Suite à l'acceptation par le peuple et les cantons de l'initiative des Alpes, les relations entre la Confédération et les pays membres de l'Union européenne se sont détériorées de façon significative. Réunis à Bruxelles au lendemain de la votation, les ministres des affaires étrangères de l'UE se sont en effet prononcés pour une réévaluation de l'ensemble de leurs relations avec la Suisse, remettant en cause l'ouverture même des négociations bilatérales, prévue initialement pour le printemps. Après une pause de réflexion de 3 mois - durant laquelle les préparatifs des mandats de négociation ont été gelés - les ministres des affaires étrangères de l'UE ont confirmé leur intention de négocier, "au moment approprié", des accords sectoriels avec la Suisse. A cet égard, ils ont demandé à la Commission européenne d'achever la préparation des directives de négociation dans les domaines de la libre circulation des personnes, de la recherche, de l'accès au marché pour les produits agricoles, des obstacles techniques aux échanges et de l'accès aux marchés publics. L'adoption d'un mandat de négociation dans le domaine des transports routier et aérien a, pour sa part, été soumis à de plus amples clarifications quant aux modalités d'une application de l'initiative des Alpes non-discriminatoire et conforme à l'économie de marché par les autorités suisses. Pour répondre aux sollicitations des Douze, le Conseil fédéral a proposé un paquet de mesures (taxe poids lourds proportionnelle aux kilomètres parcourus, taxe pour le franchissement des passages alpins concernés, mesures visant à promouvoir le trafic combiné) s'appliquant tant aux transporteurs suisses qu'à leurs collègues européens. Si les ministres des transports de l'UE ont approuvé, au mois de septembre, les principes émis par le Conseil fédéral, ils ont toutefois réclamé davantage de précisions avant d'entamer des négociations bilatérales en matière de transports routier et aérien [17].
Réunis au mois d'octobre à Luxembourg, les ministres des affaires étrangères des Douze ont donné leur feu vert à l'ouverture de négociations bilatérales en matière de libre circulation des personnes, de recherche, d'accès au marché pour les produits agricoles, d'obstacles techniques aux échanges et d'accès aux marchés publics.

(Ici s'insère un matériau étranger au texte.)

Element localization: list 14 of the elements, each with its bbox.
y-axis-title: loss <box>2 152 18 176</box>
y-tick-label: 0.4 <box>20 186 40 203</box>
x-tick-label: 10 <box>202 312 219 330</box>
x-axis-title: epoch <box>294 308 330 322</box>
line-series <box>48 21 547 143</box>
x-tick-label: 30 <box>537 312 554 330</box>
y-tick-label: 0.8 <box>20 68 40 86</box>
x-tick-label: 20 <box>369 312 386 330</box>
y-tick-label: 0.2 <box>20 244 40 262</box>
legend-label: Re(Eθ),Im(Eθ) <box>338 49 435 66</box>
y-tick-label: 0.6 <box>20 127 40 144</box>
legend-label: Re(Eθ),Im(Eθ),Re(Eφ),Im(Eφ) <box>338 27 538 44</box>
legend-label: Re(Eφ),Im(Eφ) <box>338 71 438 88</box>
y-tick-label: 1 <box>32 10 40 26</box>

L'intégration du volet des transports dans ce premier paquet de négociations demeurait alors soumise aux explications complémentaires requises par l'UE. Conscients des risques d'achoppement dans des domaines tels que la libre circulation des personnes ou la levée de la limite de 28 tonnes pour les poids lourds, les ministres de l'UE ont tenu à rappeler que les négociations sectorielles devront progresser parallèlement, empêchant ainsi la Suisse de rejeter les accords qui ne lui conviennent pas [18].
Après huit mois de remise en question, le Conseil des ministres des transports de l'UE a finalement décidé de réactiver les dossiers routier et aérien en demandant à la Commission européenne de reprendre la préparation des directives de négociations en matière de transports. L'ouverture proprement dite des négociations dans ce secteur prioritaire pour la Confédération n'a cependant été fixée qu'au printemps 1995. Ayant toutefois reçu la certitude que les transports feraient partie intégrante du premier paquet de négociations, le Conseil fédéral a répondu favorablement à la proposition de la Commission européenne d'ouvrir les négociations bilatérales dès le 12 décembre à Bruxelles. Les autorités fédérales ont néanmoins souhaité reporter les discussions sur la libre circulation des personnes et sur l'accès au marché des produits agricoles de quelques semaines afin d'affiner leurs mandats de négociation dans ces deux domaines particulièrement sensibles pour la Suisse. Face à l'insistance de l'Union européenne, ces deux secteurs ont cependant été abordés dès l'ouverture des négociations qui ont débuté à la date prévue. A cette occasion, le coordinateur suisse des négociations, Jakob Kellenberger, a indiqué que la Suisse souhaitait également aborder d'autres dossiers importants avec l'UE tels que celui du perfectionnement passif des textiles, de l'audiovisuel (programme MEDIA), des statistiques ou encore de l'éducation et de la formation (ERASMUS, COMETT).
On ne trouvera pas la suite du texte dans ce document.